I don’t know what the future will hold on that. I don’t know if we’ll hit this many races for years to come. There’s a reason nobody does it.”

Chastain will run the full Xfinity schedule next year for Kaulig Racing and is expected to also be back in Cup.

“I’m a big yes man,” said Chastain, who ran 74 races across all three series last season. “If any NASCAR team owner calls me, stops me at the track and says, ‘I want you to drive for me.’ I’m like, Of course. I’ve begged all these guys for years. Now that they say yes, I’m like, Of course, yes.”
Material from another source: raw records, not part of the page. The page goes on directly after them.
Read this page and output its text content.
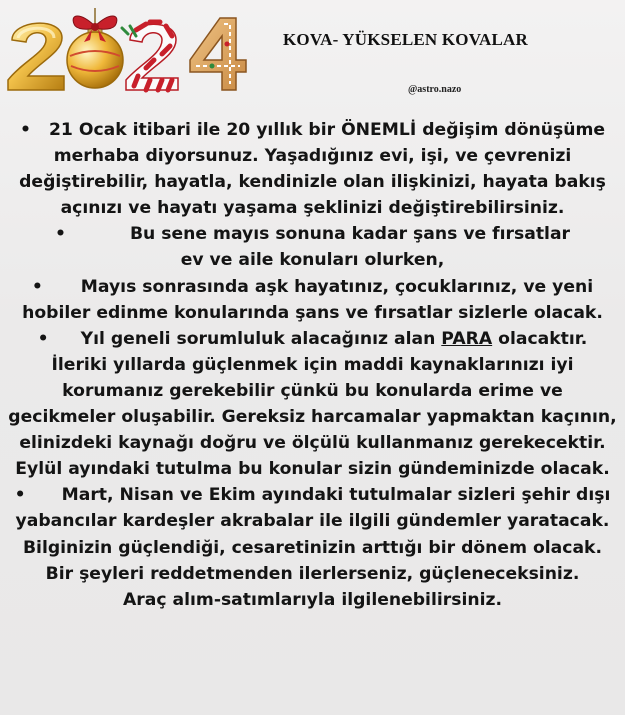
KOVA- YÜKSELEN KOVALAR
@astro.nazo
• 21 Ocak itibari ile 20 yıllık bir ÖNEMLİ değişim dönüşüme
merhaba diyorsunuz. Yaşadığınız evi, işi, ve çevrenizi
değiştirebilir, hayatla, kendinizle olan ilişkinizi, hayata bakış
açınızı ve hayatı yaşama şeklinizi değiştirebilirsiniz.
•	Bu sene mayıs sonuna kadar şans ve fırsatlar
ev ve aile konuları olurken,
• Mayıs sonrasında aşk hayatınız, çocuklarınız, ve yeni
hobiler edinme konularında şans ve fırsatlar sizlerle olacak.
• Yıl geneli sorumluluk alacağınız alan PARA olacaktır.
İleriki yıllarda güçlenmek için maddi kaynaklarınızı iyi
korumanız gerekebilir çünkü bu konularda erime ve
gecikmeler oluşabilir. Gereksiz harcamalar yapmaktan kaçının,
elinizdeki kaynağı doğru ve ölçülü kullanmanız gerekecektir.
Eylül ayındaki tutulma bu konular sizin gündeminizde olacak.
• Mart, Nisan ve Ekim ayındaki tutulmalar sizleri şehir dışı
yabancılar kardeşler akrabalar ile ilgili gündemler yaratacak.
Bilginizin güçlendiği, cesaretinizin arttığı bir dönem olacak.
Bir şeyleri reddetmenden ilerlerseniz, güçleneceksiniz.
Araç alım-satımlarıyla ilgilenebilirsiniz.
Here’s a look at the most races run in a season in recent years (Note: Chastain’s stats are entering this weekend in Miami)

Season

Driver

Trucks

Xfinity

Cup  

Total

2009

Kyle Busch

15

35

36

86

2008

Kyle Busch

18

30

36

84

2010

Kyle Busch

16

29

36

81

2006

Kyle Busch

7

34

36

77

2019

Ross Chastain

22

19

34

75

2010

Brad Keselowski

4

35

36

75

2006

Clint Bowyer

3

35

36

74

2018

Ross Chastain

7

33

34

74

2013

Kyle Busch

11

26

36

73

2007

Carl Edwards

2

35

36

73

To end the season, Chastain will have a different type of motorhome for the weekend. He borrowed one from a friend and made the 3 1/2-hour drive from Ft. Myers, Florida to Homestead-Miami Speedway.

“Plugged in, got air‑conditioning, water, everything,” Chastain said. “Yeah, you go in and you turn and there’s a door and there’s a bathroom. Most campers and buses, there’s a bedroom. There’s no bedroom. The bedroom is the living room. It’s small. Yeah, it’s cool.”

4. Meaningful title

While the Cup driver and owner titles will be determined Sunday, the manufacturer’s crown was claimed last weekend at ISM Raceway by Toyota, which won the crown for the third time in the last four years. 
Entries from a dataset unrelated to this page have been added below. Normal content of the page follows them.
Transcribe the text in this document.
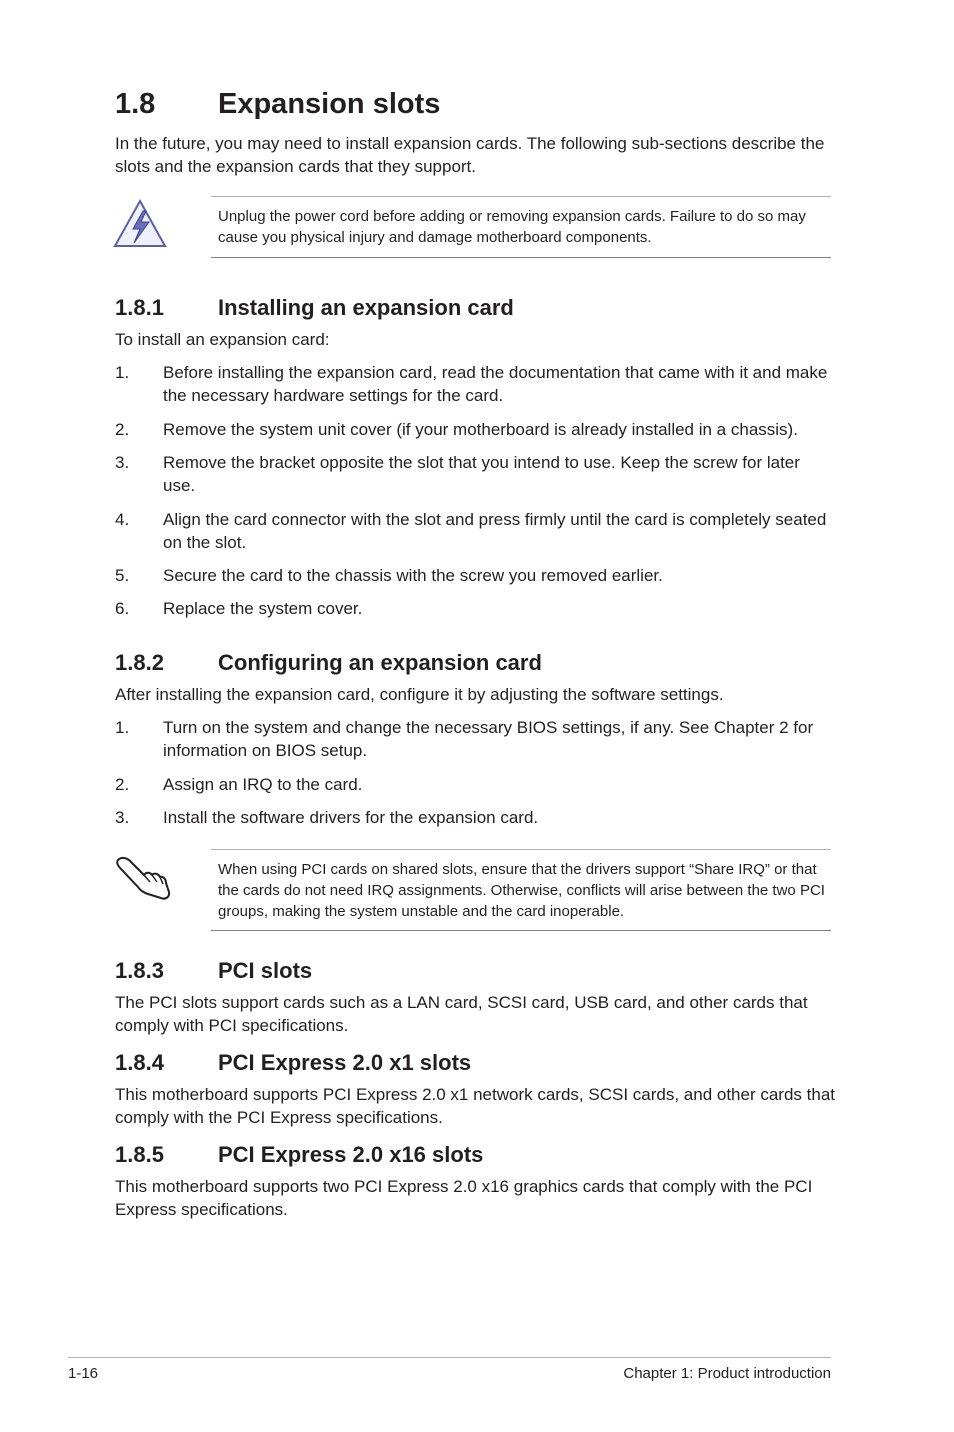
1.8 Expansion slots
In the future, you may need to install expansion cards. The following sub-sections describe the slots and the expansion cards that they support.
Unplug the power cord before adding or removing expansion cards. Failure to do so may cause you physical injury and damage motherboard components.
1.8.1 Installing an expansion card
To install an expansion card:
1. Before installing the expansion card, read the documentation that came with it and make the necessary hardware settings for the card.
2. Remove the system unit cover (if your motherboard is already installed in a chassis).
3. Remove the bracket opposite the slot that you intend to use. Keep the screw for later use.
4. Align the card connector with the slot and press firmly until the card is completely seated on the slot.
5. Secure the card to the chassis with the screw you removed earlier.
6. Replace the system cover.
1.8.2 Configuring an expansion card
After installing the expansion card, configure it by adjusting the software settings.
1. Turn on the system and change the necessary BIOS settings, if any. See Chapter 2 for information on BIOS setup.
2. Assign an IRQ to the card.
3. Install the software drivers for the expansion card.
When using PCI cards on shared slots, ensure that the drivers support “Share IRQ” or that the cards do not need IRQ assignments. Otherwise, conflicts will arise between the two PCI groups, making the system unstable and the card inoperable.
1.8.3 PCI slots
The PCI slots support cards such as a LAN card, SCSI card, USB card, and other cards that comply with PCI specifications.
1.8.4 PCI Express 2.0 x1 slots
This motherboard supports PCI Express 2.0 x1 network cards, SCSI cards, and other cards that comply with the PCI Express specifications.
1.8.5 PCI Express 2.0 x16 slots
This motherboard supports two PCI Express 2.0 x16 graphics cards that comply with the PCI Express specifications.
1-16	Chapter 1: Product introduction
The manufacturer championship is overlooked by many but not those at Toyota.

“That championship I wish garnered more than it does,” David Wilson, president of Toyota Racing Development, told NBC Sports. “You can make no mistake, for Toyota that’s an important championship. That’s one that resonates all the way back to Japan.

“The culture of racing internationally is a little different than with NASCAR, which is a driver-centric sport and always has been and will be, and that’s great. But everywhere else we race, it’s manufacturer-centric. It’s Toyota against Porsche, Audi or somebody.”

5. A new view

Derek Kneeland, who has been Kyle Larson’s spotter, will be Tyler Reddick’s spotter next year in Reddick’s rookie Cup season.
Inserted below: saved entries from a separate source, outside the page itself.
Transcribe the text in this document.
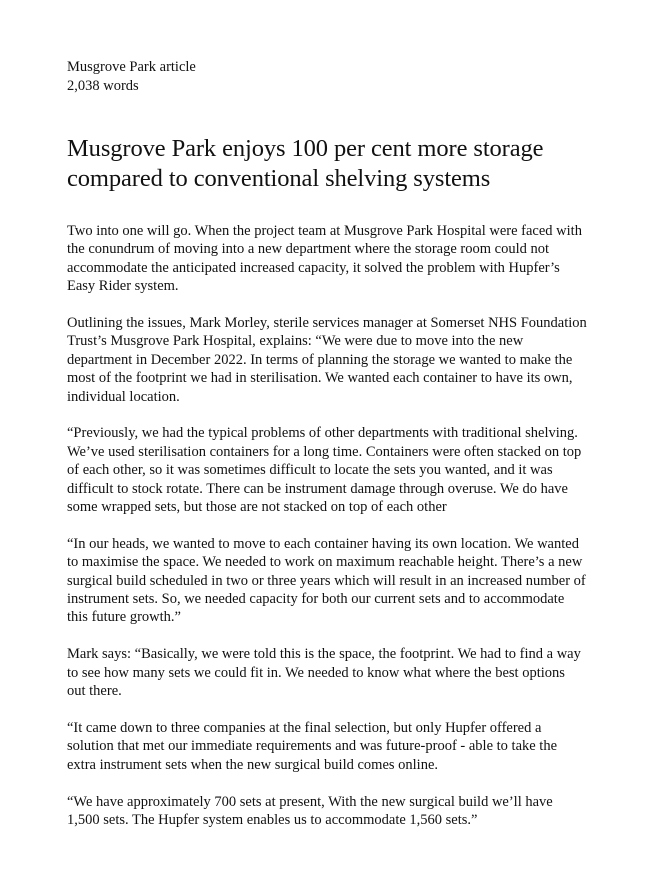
Musgrove Park article

2,038 words

Musgrove Park enjoys 100 per cent more storage
compared to conventional shelving systems

Two into one will go. When the project team at Musgrove Park Hospital were faced with the conundrum of moving into a new department where the storage room could not accommodate the anticipated increased capacity, it solved the problem with Hupfer’s Easy Rider system.

Outlining the issues, Mark Morley, sterile services manager at Somerset NHS Foundation Trust’s Musgrove Park Hospital, explains: “We were due to move into the new department in December 2022. In terms of planning the storage we wanted to make the most of the footprint we had in sterilisation. We wanted each container to have its own, individual location.

“Previously, we had the typical problems of other departments with traditional shelving. We’ve used sterilisation containers for a long time. Containers were often stacked on top of each other, so it was sometimes difficult to locate the sets you wanted, and it was difficult to stock rotate. There can be instrument damage through overuse. We do have some wrapped sets, but those are not stacked on top of each other

“In our heads, we wanted to move to each container having its own location. We wanted to maximise the space. We needed to work on maximum reachable height. There’s a new surgical build scheduled in two or three years which will result in an increased number of instrument sets. So, we needed capacity for both our current sets and to accommodate this future growth.”

Mark says: “Basically, we were told this is the space, the footprint. We had to find a way to see how many sets we could fit in. We needed to know what where the best options out there.

“It came down to three companies at the final selection, but only Hupfer offered a solution that met our immediate requirements and was future-proof - able to take the extra instrument sets when the new surgical build comes online.

“We have approximately 700 sets at present, With the new surgical build we’ll have 1,500 sets. The Hupfer system enables us to accommodate 1,560 sets.”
“What brought it all into perspective for me is when I was running part‑time at Ganassi (in 2017), I would go up and sit or stand next to Derek during practice, the races, really get an understanding of his vantage point, what he sees, how he communicates, how well of a job he did,” said Reddick, who races Christoper Bell, Cole Custer and Justin Allgaier for the Xfinity title Saturday (3:30 p.m. ET on NBCSN).

“That brought it all together for me when I was doing those races when I did have him, when I was in the racecar, it gave me a better understanding of how hard that job is and how good he was at it.

“It just came about that he wasn’t going to return (to work with Larson) next year. He was having a lot of fun working with me. Everyone at RCR really enjoyed how well of a job he did at Talladega to get our first win of the year, week in, week out.